Stairs

Ornamental flights of stairs are usually wasteful and disjunctive, especially in the centre of the building. “They are never used by anyone; all go up in elevators.”—Dewey.[172]

See an excellent article by W. K. Stetson[173] criticising the Newark Public Library.

A good rule is to have just so many flights of stairs as may be required by the probable use of rooms on each story, and to have them no wider or more massive than passage demands. Stack stairways may be only two feet wide; other service stairways not over three feet, which allows passing of single users. Indeed, flights six feet or wider should have a central rail, to keep climbers apart from descenders. When floors are much used, two separate narrower flights, for which room can generally be found symmetrically, will be better than one broader flight.

No stairs should be slippery or have projecting obstacles to trip climbers, or be too steep or high-set for old persons.

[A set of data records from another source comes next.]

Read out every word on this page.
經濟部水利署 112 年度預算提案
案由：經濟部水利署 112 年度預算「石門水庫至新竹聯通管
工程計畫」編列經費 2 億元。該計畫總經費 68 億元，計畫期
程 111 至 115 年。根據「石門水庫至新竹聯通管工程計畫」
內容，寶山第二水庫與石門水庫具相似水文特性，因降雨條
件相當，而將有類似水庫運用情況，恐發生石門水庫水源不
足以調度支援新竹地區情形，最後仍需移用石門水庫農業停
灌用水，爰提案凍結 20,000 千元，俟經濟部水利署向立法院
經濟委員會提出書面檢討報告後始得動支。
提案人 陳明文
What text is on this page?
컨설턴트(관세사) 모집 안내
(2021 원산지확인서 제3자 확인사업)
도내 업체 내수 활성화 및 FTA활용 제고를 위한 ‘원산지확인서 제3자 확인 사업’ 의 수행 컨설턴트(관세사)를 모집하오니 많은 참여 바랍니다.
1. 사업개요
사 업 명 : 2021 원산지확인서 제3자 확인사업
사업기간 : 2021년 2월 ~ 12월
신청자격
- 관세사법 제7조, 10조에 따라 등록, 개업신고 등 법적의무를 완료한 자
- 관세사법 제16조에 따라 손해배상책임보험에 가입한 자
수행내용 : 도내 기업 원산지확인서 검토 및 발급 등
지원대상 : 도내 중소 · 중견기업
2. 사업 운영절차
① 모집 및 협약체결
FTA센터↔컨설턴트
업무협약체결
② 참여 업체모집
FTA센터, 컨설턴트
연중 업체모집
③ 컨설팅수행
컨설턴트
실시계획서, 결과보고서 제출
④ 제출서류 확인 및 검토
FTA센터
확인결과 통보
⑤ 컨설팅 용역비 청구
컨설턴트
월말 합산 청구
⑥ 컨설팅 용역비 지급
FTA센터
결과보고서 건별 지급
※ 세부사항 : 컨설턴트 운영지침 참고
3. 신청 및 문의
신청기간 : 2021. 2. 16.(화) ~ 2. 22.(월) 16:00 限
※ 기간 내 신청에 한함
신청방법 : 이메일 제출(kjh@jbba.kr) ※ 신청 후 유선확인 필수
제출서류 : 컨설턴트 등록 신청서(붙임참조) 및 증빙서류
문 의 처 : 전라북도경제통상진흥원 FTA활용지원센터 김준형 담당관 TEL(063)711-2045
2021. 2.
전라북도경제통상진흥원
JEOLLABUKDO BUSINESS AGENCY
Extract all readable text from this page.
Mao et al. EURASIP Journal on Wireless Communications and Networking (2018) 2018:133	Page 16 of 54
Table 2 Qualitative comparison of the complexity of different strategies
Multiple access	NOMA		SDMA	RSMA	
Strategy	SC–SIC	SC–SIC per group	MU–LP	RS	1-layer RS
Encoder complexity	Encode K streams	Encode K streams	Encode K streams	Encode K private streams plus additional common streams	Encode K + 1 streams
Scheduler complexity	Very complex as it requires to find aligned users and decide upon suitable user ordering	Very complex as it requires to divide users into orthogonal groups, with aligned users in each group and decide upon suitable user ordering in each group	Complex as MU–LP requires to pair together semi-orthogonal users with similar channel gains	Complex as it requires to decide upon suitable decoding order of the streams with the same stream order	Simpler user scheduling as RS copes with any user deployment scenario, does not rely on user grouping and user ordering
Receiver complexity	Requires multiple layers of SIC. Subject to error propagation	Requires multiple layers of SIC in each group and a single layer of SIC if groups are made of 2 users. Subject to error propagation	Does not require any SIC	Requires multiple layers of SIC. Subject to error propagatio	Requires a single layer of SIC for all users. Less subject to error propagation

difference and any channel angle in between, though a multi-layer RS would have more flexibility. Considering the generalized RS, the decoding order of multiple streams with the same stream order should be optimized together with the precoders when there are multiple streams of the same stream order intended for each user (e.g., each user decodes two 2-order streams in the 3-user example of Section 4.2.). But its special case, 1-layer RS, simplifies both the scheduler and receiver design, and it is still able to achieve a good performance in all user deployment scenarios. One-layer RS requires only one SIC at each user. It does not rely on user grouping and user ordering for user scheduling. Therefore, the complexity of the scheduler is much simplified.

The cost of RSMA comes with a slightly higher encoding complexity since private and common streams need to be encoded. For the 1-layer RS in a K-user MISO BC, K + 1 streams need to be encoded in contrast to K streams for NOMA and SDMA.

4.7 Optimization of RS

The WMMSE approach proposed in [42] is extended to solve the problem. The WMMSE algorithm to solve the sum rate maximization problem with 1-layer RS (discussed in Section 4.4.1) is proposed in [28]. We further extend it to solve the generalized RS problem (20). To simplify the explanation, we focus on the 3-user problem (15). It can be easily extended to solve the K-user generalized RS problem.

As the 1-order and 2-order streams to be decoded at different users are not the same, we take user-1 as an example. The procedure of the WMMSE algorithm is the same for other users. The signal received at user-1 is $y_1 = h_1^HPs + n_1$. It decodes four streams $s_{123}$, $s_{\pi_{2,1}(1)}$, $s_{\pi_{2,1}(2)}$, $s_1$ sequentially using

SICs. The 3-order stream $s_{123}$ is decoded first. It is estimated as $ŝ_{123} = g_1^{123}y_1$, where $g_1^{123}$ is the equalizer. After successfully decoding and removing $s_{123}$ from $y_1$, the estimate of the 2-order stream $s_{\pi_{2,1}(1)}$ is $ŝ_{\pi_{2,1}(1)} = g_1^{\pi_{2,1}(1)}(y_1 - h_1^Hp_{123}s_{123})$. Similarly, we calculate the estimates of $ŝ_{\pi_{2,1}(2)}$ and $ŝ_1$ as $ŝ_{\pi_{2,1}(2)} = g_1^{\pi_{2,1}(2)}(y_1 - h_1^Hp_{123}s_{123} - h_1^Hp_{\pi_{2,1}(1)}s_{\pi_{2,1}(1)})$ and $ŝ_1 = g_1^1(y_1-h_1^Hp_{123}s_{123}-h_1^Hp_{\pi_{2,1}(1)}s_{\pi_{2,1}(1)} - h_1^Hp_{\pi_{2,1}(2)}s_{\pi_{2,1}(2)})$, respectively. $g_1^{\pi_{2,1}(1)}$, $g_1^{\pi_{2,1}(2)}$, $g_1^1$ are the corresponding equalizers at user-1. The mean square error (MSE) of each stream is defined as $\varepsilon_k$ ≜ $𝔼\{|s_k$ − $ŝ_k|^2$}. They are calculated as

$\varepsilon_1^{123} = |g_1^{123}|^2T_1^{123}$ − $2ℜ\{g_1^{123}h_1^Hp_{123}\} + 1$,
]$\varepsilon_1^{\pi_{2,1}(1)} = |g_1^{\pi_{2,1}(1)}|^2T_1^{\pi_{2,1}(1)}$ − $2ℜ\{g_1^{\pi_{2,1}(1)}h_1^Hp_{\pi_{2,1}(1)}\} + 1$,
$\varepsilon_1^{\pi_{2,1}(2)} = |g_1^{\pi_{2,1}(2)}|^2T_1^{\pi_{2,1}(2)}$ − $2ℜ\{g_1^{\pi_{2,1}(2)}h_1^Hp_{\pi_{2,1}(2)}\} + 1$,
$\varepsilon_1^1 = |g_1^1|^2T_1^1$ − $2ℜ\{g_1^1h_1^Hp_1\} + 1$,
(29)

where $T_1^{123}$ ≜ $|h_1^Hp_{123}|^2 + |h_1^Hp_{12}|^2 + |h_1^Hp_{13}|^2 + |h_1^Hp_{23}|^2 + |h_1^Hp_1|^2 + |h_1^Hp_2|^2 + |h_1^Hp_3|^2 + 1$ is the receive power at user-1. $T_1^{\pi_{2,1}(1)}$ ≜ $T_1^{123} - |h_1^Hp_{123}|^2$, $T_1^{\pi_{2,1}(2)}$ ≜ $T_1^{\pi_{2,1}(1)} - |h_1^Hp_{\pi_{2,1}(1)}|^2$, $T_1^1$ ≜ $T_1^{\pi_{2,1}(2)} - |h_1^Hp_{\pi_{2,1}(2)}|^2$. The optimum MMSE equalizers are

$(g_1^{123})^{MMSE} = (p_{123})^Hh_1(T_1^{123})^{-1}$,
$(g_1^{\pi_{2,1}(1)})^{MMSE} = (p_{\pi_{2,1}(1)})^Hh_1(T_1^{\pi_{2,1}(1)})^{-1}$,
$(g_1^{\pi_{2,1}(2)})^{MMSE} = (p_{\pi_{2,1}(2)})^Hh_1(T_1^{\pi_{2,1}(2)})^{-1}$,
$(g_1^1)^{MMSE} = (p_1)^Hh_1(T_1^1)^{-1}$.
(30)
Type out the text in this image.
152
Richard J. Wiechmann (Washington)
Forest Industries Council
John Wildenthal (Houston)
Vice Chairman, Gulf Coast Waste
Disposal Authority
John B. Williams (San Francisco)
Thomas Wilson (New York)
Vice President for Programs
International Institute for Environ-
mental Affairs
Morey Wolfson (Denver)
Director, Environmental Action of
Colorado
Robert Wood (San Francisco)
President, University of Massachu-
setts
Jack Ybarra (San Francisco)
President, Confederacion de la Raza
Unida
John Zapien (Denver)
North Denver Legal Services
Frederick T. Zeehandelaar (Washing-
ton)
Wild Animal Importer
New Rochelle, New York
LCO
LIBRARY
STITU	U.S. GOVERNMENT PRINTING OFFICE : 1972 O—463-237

Treads. Easy treads are essential to serve all comers well. 5½-inch rise and 13-inch tread, will be generous; 6½ × 11, tolerable. Brooklyn directions specified 4-inch risers.

If any material is used which is, or will wear, slippery, be sure to have some rubber or other stair-pad, well secured, so that even the most unsteady climber cannot trip or slip.

Material. Stone wears down unevenly, and all kinds of stone split and fall in case of fire. Marble is slippery. Iron wears slippery. Wood splinters. Concrete or stone, the treads covered with hardwood or rubber, is probably best, all things considered. But in small libraries, hardwood serves.

Handrails. Dr. Billings sends warning that large, ornamental stairs, outside or inside, should have some form of practical handrails, and after trying to climb in winter the outside steps of the New York Public Library, and Columbia University, I heartily concur with him.

Indeed, bearing in mind the feeble men and women who have a right to use a library, I plead for a “practical” handrail for all stairs. Many flights have no rail at all; the more ornamental they assume to be, the more dangerous they are. Many flights have only marble “rails,” too massive for hand use. All “architectural” staircases are in fact deterrents of use.

Landings. More than a dozen steps are tiresome to most people, and in long flights landings ought to be provided. If a seat can be provided on each, it will be welcome to old persons. A window seat, in the windows used to light flights of stairs, can be made a decorative and also useful feature.

Circular Stairs. About the most inconvenient, useless, dangerous, and unnecessary feature which has come down to us from antiquity is the corkscrew stair, which still persists—I saw one in a plan only yesterday. It is inconvenient because only half of each tread is available. I measured one recently in a library: the wide outside of each tread was twelve inches deep, and it narrowed down to two inches at the central post. The nine-inch width (about the least allowable for a stair tread) was fifteen inches from the post, and only eight from the outside. The usable part of the tread was eight inches wide, the wasted segment was two-thirds of the width, and served only as a trap to stumblers.

This dangerous and inconvenient futility was unnecessary, because a straight stair, with short flights doubling on narrow landings, could be planned to occupy no more floor area, with much greater practicable width, and be infinitely more convenient and less dizzy.

Try to carry an armful of books up or down such a flight, and remember the lesson. A ladder would occupy less space, and be just about as useful as a winding-stair. Why such a traditional inconvenience persists in modern libraries is an enigma.